= Space Exploration Alliance =

Space Exploration Organization

The Space Exploration Alliance (SEA) is an umbrella organization formed by 13 United States space advocacy groups, industry associations, and space policy organizations. It was established on June 3, 2004. The SEA's primary objective is to support the refocus of NASA's human space activities toward exploration beyond low Earth orbit (LEO).

The initial effort, officially known as the Vision for Space Exploration (VSE), includes plans for return missions to the Moon with astronauts, and with the intent of establishing a permanent lunar base. Once such plans are attained, the focus will shift to missions on Mars and beyond. This plan was announced on January 15, 2004 by US President George W. Bush at the NASA Headquarters.

The organizations involved in supporting the Space Exploration Alliance include:

- Explore Mars Inc
- Federation of Galaxy Explorers
- Moon Society
- The Mars Society
- National Society of Black Engineers
- Buzz Aldrin's Human SpaceFlight Institute
- Students for the Exploration and Development of Space
- Department of Space

==History==
The Space Exploration Alliance (SEA) initially aimed to gain widespread congressional support for the new national Vision for Space Exploration outside Low Earth orbit, which the SEA refers to as "Moon, Mars and Beyond". The SEA's efforts included a campaign on Capitol Hill in Washington, D.C. held from July 11 to July 13, 2004.

Many signed petitions from National Space Society (NSS) members were presented during the congressional visits.
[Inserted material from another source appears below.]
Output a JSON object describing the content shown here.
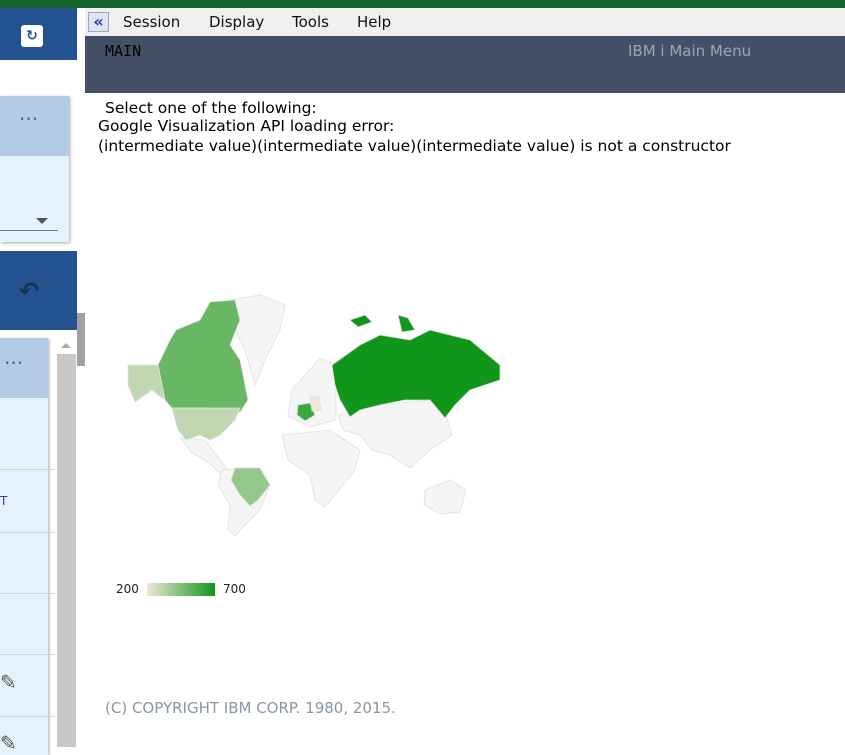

The NSS members were able to secure their first-year funding for the Vision for Space Exploration initiative.

A second campaign was held on May 17 through May 19, 2005, in conjunction with the NSS's annual International Space Development Conference.

In a press release issued on October 15, 2005, the Space Frontier Foundation announced its intent to leave the Alliance, citing "philosophical differences" and an unwillingness to become "a fan club for a status quo that has failed so miserably time after time in our nation's quest for space."

The SEA holds an annual "Legislative Blitz" in Washington, D.C.